Human rights organisation SANAD is calling for a change in legislation to prevent the Saudi government requesting information, and tech companies from sharing big data.

“The right to privacy of every individual has been guaranteed by heavenly laws, international laws and universal human rights charters, and confirm that it should not be violated in any way.

“Saudi Arabia does not observe the most basic human rights. There is no minimum standard of right to preserve privacy for individuals – the technology space has therefore become a fertile ground for the authorities to violate the privacy of citizens in general, and human rights activists in particular,” said SANAD.

According to the human rights organisation the subject of privacy is fast becoming one the most pressing matters in the Middle East region. Especially with the advancement of IT and the ability to generate, collect, analyse and store information and the subsequent developments that affect privacy laws.  

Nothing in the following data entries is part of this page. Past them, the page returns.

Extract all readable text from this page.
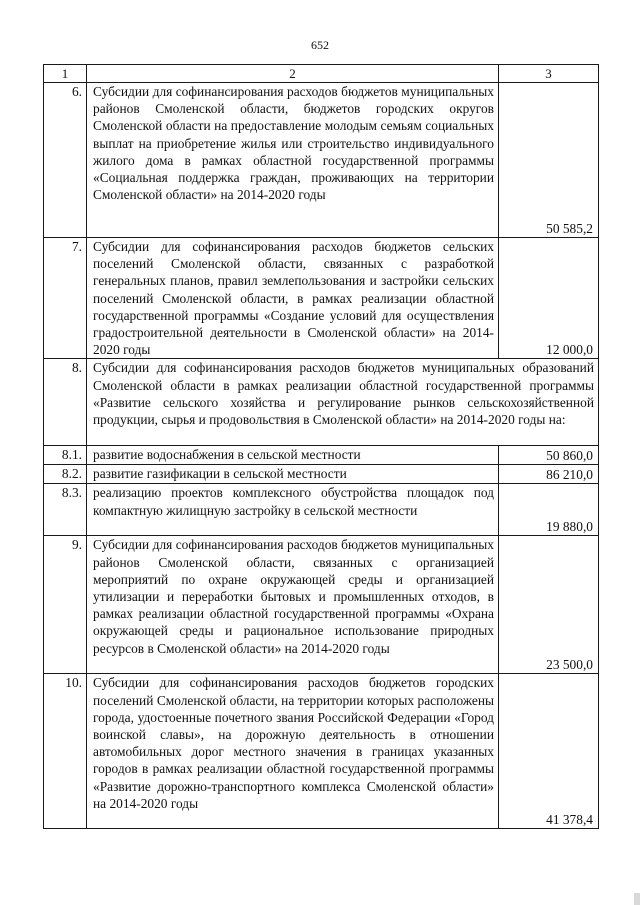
652
1	2	3
6.	Субсидии для софинансирования расходов бюджетов муниципальных районов Смоленской области, бюджетов городских округов Смоленской области на предоставление молодым семьям социальных выплат на приобретение жилья или строительство индивидуального жилого дома в рамках областной государственной программы «Социальная поддержка граждан, проживающих на территории Смоленской области» на 2014-2020 годы	50 585,2
7.	Субсидии для софинансирования расходов бюджетов сельских поселений Смоленской области, связанных с разработкой генеральных планов, правил землепользования и застройки сельских поселений Смоленской области, в рамках реализации областной государственной программы «Создание условий для осуществления градостроительной деятельности в Смоленской области» на 2014-2020 годы	12 000,0
8.	Субсидии для софинансирования расходов бюджетов муниципальных образований Смоленской области в рамках реализации областной государственной программы «Развитие сельского хозяйства и регулирование рынков сельскохозяйственной продукции, сырья и продовольствия в Смоленской области» на 2014-2020 годы на:	
8.1.	развитие водоснабжения в сельской местности	50 860,0
8.2.	развитие газификации в сельской местности	86 210,0
8.3.	реализацию проектов комплексного обустройства площадок под компактную жилищную застройку в сельской местности	19 880,0
9.	Субсидии для софинансирования расходов бюджетов муниципальных районов Смоленской области, связанных с организацией мероприятий по охране окружающей среды и организацией утилизации и переработки бытовых и промышленных отходов, в рамках реализации областной государственной программы «Охрана окружающей среды и рациональное использование природных ресурсов в Смоленской области» на 2014-2020 годы	23 500,0
10.	Субсидии для софинансирования расходов бюджетов городских поселений Смоленской области, на территории которых расположены города, удостоенные почетного звания Российской Федерации «Город воинской славы», на дорожную деятельность в отношении автомобильных дорог местного значения в границах указанных городов в рамках реализации областной государственной программы «Развитие дорожно-транспортного комплекса Смоленской области» на 2014-2020 годы	41 378,4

The concerns come as a number of social activists and free thinkers, who have had their privacy violated before their arrest are currently imprisoned. State authorities have used tactics such as spying on their smart devices, and hacking emails and accounts on social media platforms. There are also allegations against the state for monitoring movement, private affairs and their close circles and personal relationships – all an attempt to paint a certain picture to be used against the activists.

Despite counterclaims from the police and state authorities, the reality is violations of privacy are present and continuing. Its consequences on individuals are clear, and it has victims that the authorities cannot deny – the highest profiled incident being the assassination of journalist Jamal Khashoggi on Turkish soil. It remains the clearest example of how the misuse and transformation of privacy violations, espionage and tracking can result into a heinous crime.

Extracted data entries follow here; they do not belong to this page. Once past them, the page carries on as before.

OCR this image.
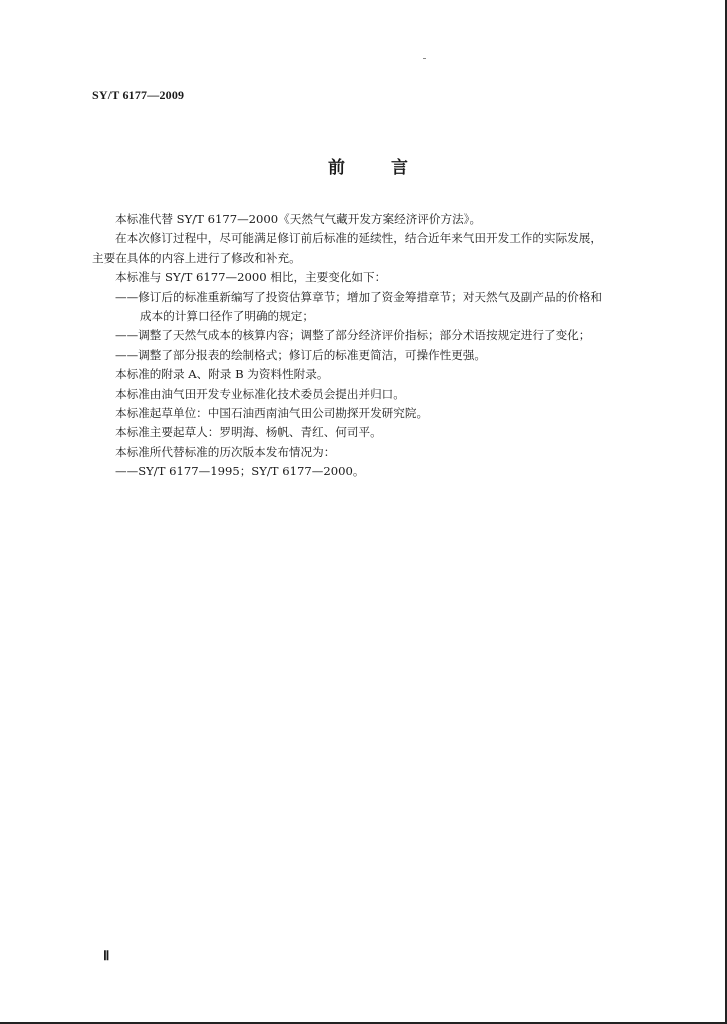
SY/T 6177—2009
前言
本标准代替 SY/T 6177—2000《天然气气藏开发方案经济评价方法》。
在本次修订过程中，尽可能满足修订前后标准的延续性，结合近年来气田开发工作的实际发展，
主要在具体的内容上进行了修改和补充。
本标准与 SY/T 6177—2000 相比，主要变化如下：
——修订后的标准重新编写了投资估算章节；增加了资金筹措章节；对天然气及副产品的价格和
成本的计算口径作了明确的规定；
——调整了天然气成本的核算内容；调整了部分经济评价指标；部分术语按规定进行了变化；
——调整了部分报表的绘制格式；修订后的标准更简洁，可操作性更强。
本标准的附录 A、附录 B 为资料性附录。
本标准由油气田开发专业标准化技术委员会提出并归口。
本标准起草单位：中国石油西南油气田公司勘探开发研究院。
本标准主要起草人：罗明海、杨帆、青红、何司平。
本标准所代替标准的历次版本发布情况为：
——SY/T 6177—1995；SY/T 6177—2000。
Ⅱ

“Privacy should be a basic human right to which other fundamental rights are related, such as the right of expression, freedom of opinion and assembly,” says SANAD. 

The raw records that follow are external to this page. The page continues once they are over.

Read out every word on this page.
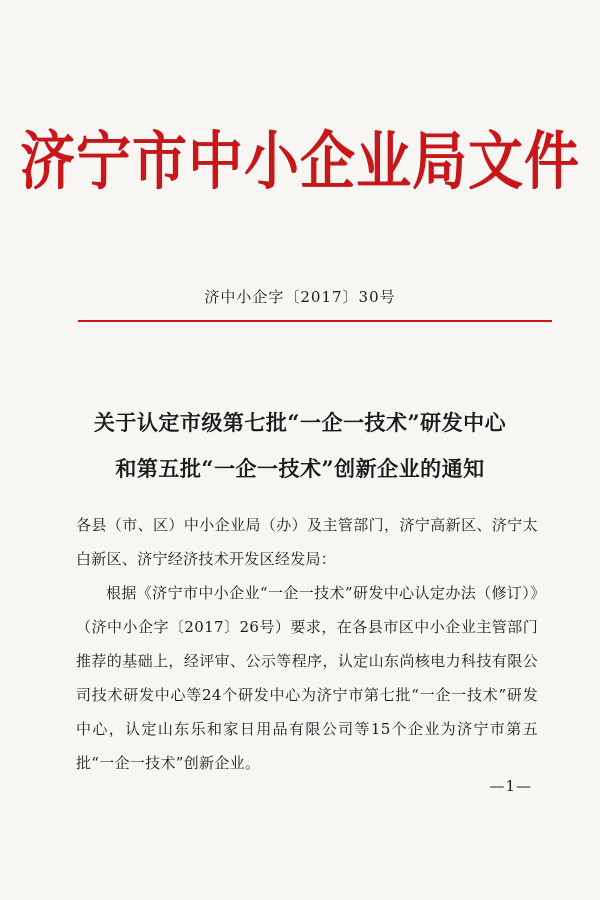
济宁市中小企业局文件
济中小企字〔2017〕30号
关于认定市级第七批“一企一技术”研发中心
和第五批“一企一技术”创新企业的通知

各县（市、区）中小企业局（办）及主管部门，济宁高新区、济宁太白新区、济宁经济技术开发区经发局：

根据《济宁市中小企业“一企一技术”研发中心认定办法（修订）》（济中小企字〔2017〕26号）要求，在各县市区中小企业主管部门推荐的基础上，经评审、公示等程序，认定山东尚核电力科技有限公司技术研发中心等24个研发中心为济宁市第七批“一企一技术”研发中心，认定山东乐和家日用品有限公司等15个企业为济宁市第五批“一企一技术”创新企业。

—1—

The human rights organisation maintains the Khashoggi murder is the tip of the iceberg as there are many accounts of disappearances, kidnappings and unresolved murders of activists and dissidents linked to the state authorities and Saudi regime.

SANAD are proposing the Kingdom of Saudi Arabia limit the use of personal data held by state authorities. Currently, personal data may be exchanged between different state departments and agencies without a judicial order or legal justification. In addition, there are no limits on the type and quantity of personal data that can be collected and accessed by the state – a deliberate violation of the most basic privacy guaranteed by international laws.

SANAD believes the international community, with its official, legal and human rights institutions should apply pressure and take a stand to address the privacy violations in Saudi Arabia. “It is a thorny matter, adding to the growing list of violations of rights and freedoms practiced by the Saudi authorities against their citizens,” it added.